Allergie au lait : comment savoir ?

Vous pensez que vous ou votre enfant souffrez d’allergie au lait ? Lorsque l’on parle de cette pathologie, il s’agit en réalité d’une allergie aux protéines de lait de vache (APLV). Elle concerne surtout les enfants, bien qu’elle soit rare, et est encore plus rare chez l’adulte. Celle-ci est à ne pas confondre avec l’intolérance au lactose qui est différente. Découvrez les différents symptômes de l’allergie au lait, mais aussi, comment la confirmer.

Symptômes en cas d’allergie au lait

L’allergie aux protéines de lait de vache présente des symptômes très variés. C’est pourquoi, elle est difficile à diagnostiquer. Parmi ceux-ci, on trouve :

  • des réactions cutanées, telles que l’eczéma, des œdèmes, …
  • des réactions gastro-intestinales, comme des vomissements, du sang dans les selles, etc..
  • des réactions respiratoires, par exemple, une respiration sifflante, …
  • l’anaphylaxie dans les cas les plus sévères.

Comprendre la différence entre APLV et intolérance au lactose

Afin de bien comprendre la différence entre les deux, il faut savoir que le lait contient du sucre naturel que l’on appelle lactose. Il se trouve en quantités variables selon les produits laitiers. Chez certaines personnes, la lactase, une enzyme, étant en quantité insuffisante dans leur organisme, elles ne peuvent pas digérer le lactose correctement. Ceci est à l’origine de troubles digestifs. Ainsi, l’intolérance au lactose est une réaction de votre organisme alors que l’allergie au lait est une réaction de votre système immunitaire. C’est la raison pour laquelle l’intolérance au lactose ne risque pas d’entraîner de complications contrairement à l’allergie.
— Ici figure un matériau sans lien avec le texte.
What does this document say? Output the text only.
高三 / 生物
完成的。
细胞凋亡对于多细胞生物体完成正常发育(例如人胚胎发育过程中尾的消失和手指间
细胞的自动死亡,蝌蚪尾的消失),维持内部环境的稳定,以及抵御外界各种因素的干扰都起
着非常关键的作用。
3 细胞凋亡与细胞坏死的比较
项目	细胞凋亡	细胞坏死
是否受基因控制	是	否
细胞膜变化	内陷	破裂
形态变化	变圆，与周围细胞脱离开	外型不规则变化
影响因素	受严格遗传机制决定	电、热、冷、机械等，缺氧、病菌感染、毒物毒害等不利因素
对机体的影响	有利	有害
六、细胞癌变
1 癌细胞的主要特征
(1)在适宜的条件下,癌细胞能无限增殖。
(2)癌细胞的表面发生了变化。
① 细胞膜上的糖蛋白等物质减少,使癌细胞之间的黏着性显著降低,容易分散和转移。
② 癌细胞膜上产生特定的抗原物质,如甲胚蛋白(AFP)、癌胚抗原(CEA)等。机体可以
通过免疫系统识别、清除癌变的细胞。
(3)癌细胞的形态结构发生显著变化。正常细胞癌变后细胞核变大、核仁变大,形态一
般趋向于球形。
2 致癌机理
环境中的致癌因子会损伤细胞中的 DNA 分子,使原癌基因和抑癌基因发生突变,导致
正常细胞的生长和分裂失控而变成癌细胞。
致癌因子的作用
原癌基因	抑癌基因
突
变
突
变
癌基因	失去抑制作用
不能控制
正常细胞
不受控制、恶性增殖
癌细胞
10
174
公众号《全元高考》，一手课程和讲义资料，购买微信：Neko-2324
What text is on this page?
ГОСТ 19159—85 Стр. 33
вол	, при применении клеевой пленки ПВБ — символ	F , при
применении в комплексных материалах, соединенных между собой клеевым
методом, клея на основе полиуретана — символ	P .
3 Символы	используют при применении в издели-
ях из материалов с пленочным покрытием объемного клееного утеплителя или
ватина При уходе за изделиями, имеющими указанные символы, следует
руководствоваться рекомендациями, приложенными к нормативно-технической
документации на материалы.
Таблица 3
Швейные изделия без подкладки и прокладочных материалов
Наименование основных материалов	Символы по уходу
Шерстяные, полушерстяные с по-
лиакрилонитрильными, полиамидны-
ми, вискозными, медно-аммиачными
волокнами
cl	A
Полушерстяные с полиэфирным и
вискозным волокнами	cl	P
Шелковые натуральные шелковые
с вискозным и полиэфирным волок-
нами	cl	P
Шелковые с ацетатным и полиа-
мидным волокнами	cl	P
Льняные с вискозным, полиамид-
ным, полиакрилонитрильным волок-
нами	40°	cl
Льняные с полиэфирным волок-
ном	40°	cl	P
Diagnostiquer une allergie au lait

Il existe deux formes d’allergies aux laits. D’une part, l’allergie immédiate chez le bébé, bien que celle-ci soit inquiétante, son diagnostic est aisé. D’autre part, l’allergie retardée qui est quant à elle plus difficile à diagnostiquer, car bien que gênante elle ne met pas la vie de la personne en danger. En cas de doute, vous pouvez consulter votre médecin qui contrôlera la courbe de croissance et cherchera d’autres symptômes. Il peut alors vous conseiller de voir un médecin allergologue qui sera plus en capacité de poser un diagnostic fiable en effectuant des tests. Les APLV sont plus fréquentes chez les bébés, on en compte 2 à 3 %, mais dans la plupart des cas, leur manifestation disparaît avant 3 ans.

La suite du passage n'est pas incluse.